Mitchell was the father of the modern Air Force and the greatest proponent of air power during and after WWI. He also wrote a report which was published in the form of a book that predicted a forthcoming war with Japan and an attack on Pearl Harbor—in 1925.
So, while I like MacArthur’s leadership and dedication to warfighting, he was also short-sighted and an arrogant cheese eater. He also pardoned the war crimes committed by secret Japanese medical units which had done such things as removing organs from people still wide awake and human testing of chemical and germ warfare agents…in exchange for the research they had done.
No, I wouldn’t care to see a MacArthur. Patton was also arrogant, but I would rather have a few like him than MacArthur. What we really need are more officers like Dick Marcinko, Charlie Beckwith, Ollie North, “Bull” Simmons and Bo Gritz. Farsighted men with just the attitude needed to win todays kinds of wars. Hell, even a Stormin’ Norman would be alright—nothing wrong with overwhelming force in my book.

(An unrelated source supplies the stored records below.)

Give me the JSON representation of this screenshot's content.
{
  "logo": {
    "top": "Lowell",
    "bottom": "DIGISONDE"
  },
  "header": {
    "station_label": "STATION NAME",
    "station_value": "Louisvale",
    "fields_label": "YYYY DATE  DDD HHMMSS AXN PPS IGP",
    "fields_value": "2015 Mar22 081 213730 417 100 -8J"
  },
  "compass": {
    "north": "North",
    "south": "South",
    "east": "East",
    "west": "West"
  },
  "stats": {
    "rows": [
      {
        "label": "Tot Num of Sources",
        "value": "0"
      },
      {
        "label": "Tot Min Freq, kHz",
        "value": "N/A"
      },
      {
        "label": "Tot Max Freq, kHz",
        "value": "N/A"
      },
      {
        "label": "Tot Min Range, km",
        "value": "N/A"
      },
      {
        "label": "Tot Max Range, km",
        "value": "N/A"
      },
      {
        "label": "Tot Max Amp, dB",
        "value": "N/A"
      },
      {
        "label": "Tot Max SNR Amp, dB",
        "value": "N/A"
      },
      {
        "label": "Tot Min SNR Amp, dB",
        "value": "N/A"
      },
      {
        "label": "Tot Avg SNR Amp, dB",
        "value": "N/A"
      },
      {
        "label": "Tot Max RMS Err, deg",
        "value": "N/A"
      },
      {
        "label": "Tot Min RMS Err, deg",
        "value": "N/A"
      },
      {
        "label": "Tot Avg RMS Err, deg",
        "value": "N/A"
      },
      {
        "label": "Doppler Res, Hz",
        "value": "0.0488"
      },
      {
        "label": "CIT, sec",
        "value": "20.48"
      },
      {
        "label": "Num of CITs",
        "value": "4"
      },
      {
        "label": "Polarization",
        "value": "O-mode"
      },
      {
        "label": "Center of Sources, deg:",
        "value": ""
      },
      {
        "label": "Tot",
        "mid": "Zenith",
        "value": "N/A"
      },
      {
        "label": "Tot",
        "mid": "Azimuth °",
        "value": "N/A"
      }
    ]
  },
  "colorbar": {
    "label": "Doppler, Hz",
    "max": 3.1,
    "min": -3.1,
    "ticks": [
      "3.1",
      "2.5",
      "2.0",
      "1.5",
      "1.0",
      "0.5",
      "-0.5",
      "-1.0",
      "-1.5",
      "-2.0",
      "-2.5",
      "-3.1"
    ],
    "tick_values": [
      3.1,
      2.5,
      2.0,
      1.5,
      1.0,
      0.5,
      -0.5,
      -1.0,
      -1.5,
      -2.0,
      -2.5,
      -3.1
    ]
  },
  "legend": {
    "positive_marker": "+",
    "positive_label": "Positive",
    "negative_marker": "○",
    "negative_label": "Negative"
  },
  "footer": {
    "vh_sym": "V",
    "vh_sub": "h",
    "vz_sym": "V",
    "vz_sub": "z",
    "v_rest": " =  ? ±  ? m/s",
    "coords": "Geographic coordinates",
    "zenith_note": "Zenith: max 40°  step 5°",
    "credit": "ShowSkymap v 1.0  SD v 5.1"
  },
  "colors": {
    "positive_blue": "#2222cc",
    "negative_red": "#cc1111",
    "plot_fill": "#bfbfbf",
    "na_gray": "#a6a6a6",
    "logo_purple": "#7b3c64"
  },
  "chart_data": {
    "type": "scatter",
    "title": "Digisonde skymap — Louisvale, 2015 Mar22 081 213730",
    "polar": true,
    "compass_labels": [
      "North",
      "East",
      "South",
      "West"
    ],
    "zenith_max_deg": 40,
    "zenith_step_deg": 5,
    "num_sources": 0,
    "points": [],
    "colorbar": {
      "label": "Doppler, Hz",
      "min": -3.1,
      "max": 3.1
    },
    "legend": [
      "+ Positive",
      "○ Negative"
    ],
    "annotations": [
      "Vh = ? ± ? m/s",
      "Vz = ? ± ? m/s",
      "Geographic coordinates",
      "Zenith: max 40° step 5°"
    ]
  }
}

Rumsfeld screwed us over as much as Clinton did. The whole “light, fast, and high-tech will solve anything” lobby in the defense establishment are precisely the reason we’re so fucked right now around the globe militarily and having a hard time dealing with the most dirt-poor guerrillas in the world.
But look at the credentials of the people running the DoD. The Deputy Secretary of Defense is a business man who was president of some aero/defense companies and more suited to organizing a corporate picnic than warfighting. The SecDef is a career spook. And yet the claim is always that “we couldn’t see 9/11 coming,” or some such nonsense.
Just like we couldn’t see Pearl Harbor coming, right?
Eh, there’s nothing to be done about it. America is a political bureaucracy and all of its institutions are as well, including the military.